Zu Müntzer sagt Roper wenig Neues, dagegen aber macht sie wie kein anderer Biograf den Bruch Luthers mit Karlstadt zu einem zentralen Szenario ihres Buches. Luther hat Karlstadt, den einstigen Freund, Kollegen und Weggefährten aus den ersten Stunden an der Wittenberger Universität, nach seiner Rückkehr von der Wartburg kalt entschlossen aus Wittenberg hinausgeekelt, um dort zur unangefochtenen Leitfigur aufzurücken.

Dabei habe er eine „Stadtreformation“ im Keim erstickt, der Karlstadt mit seiner revolutionären Weihnachtsmesse enorm Auftrieb gegeben hatte, die aber die Macht des Kurfürsten bedrohte. Bedenkenswert ist auch Ropers Ansicht, Luther habe sich von da an auf sein kleines Reich in Wittenberg konzentriert und seinen Einfluss auf andere Reformatoren allmählich eingebüßt.
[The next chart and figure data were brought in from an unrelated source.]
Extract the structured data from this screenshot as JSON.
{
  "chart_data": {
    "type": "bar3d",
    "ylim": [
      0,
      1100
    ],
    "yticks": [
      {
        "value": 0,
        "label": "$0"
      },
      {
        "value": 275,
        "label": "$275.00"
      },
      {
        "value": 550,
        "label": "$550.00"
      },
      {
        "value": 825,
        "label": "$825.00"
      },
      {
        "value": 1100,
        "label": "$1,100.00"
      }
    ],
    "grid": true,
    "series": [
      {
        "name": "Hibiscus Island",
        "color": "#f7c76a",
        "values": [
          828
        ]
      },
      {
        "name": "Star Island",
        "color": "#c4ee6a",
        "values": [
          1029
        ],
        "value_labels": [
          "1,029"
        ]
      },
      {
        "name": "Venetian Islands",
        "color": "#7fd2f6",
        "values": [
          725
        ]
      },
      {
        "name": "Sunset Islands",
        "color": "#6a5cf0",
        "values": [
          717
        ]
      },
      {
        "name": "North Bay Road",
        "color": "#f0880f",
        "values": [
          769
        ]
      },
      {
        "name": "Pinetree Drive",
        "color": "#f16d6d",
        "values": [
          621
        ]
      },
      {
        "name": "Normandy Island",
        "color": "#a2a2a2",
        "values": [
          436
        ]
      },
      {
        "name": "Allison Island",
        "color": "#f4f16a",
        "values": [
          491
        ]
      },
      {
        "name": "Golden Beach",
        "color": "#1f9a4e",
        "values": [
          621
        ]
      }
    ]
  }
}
"Vatermord" und "Bruch mit der Männlichkeit"

Roper folgt Erikson, wenn sie Luthers Kampf mit den altkirchlichen Autoritäten auf den „Vatermord“ zurückführt, der mit dem Eintritt ins Erfurter Kloster begann, entgegen den väterlichen Erwartungen eines Jurastudiums.

Aber sie beschreibt es auch als einen Bruch mit der „männlichen“ Welt seiner Kindheit im Milieu der Mansfelder Bergleute und sieht im Gegensatz dazu eine „weibliche“ Welt, die ihn in Eisenach bei den mütterlichen Verwandten prägte. Eriksons psychoanalytische Deutung geht ihr nicht weit genug: Bedrohlicher als der leibliche Vater war Luther der unnahbare, unendlich weit entfernte Gott-Vater.

So werden bei Roper der Kampf gegen den Papst und die Begegnungen Luthers mit seinen Widersachern aus der Frühzeit der Reformation zum Aufbegehren gegen patriarchalische Autoritäten. Meisterlich hantiert sie mit ihren Quellen und bringt sie in packenden Erzählungen zum Leben. Selbst so bekannte Episoden wie Luthers Zusammenprall mit Cajetan in Augsburg oder Eck in Leipzig, erst recht sein Auftritt in Worms, reißen zu atemloser Lektüre hin. Ropers Luther ist alles andere als blutleer.

Das Buch zum Jubiläum

Gelegentlich scheint auch die Pastorentochter durch, wenn sie Luthers Wormser Begriff vom „Gewissen“ einerseits in seiner zeitgebundenen Bedeutung erklärt, andererseits ins Moralisch-Grundsätzliche ausführt. Und wenn sie am Ende ihr Urteil zu Luther abwägt, legt sie Volksnähe, Leutseligkeit, Freundschaften, Familiensinn, natürlich auch Sprachgenie und Überzeugungskraft in die Schale, aber ihre Sympathie wird doch spürbar von den Schattenseiten getrübt, von seiner blindwütigen Energie in persönlichen Ambitionen, rhetorischer Vernichtung von Gegnern und dem Hass auf die Juden. Das Jubiläum hat sein Luther-Buch, das zwar nicht wirklich einen „Propheten“, aber doch einen „schwierigen Helden“ neu zur Diskussion stellt.

Lyndal Roper: „Martin Luther - Renegade and Prophet“, Verlag The Bodley Head, 577 Seiten, 26,95 Euro. Die deutsche Ausgabe erscheint am 22. September bei S. Fischer, 864 Seiten, 24,99 Euro.

(mz)

Lyndal Roper, geboren 1956, ist Professorin für Geschichte der Frühen Neuzeit an der Universität Oxford, England.
Lyndal Roper, geboren 1956, ist Professorin für Geschichte der Frühen Neuzeit an der Universität Oxford, England.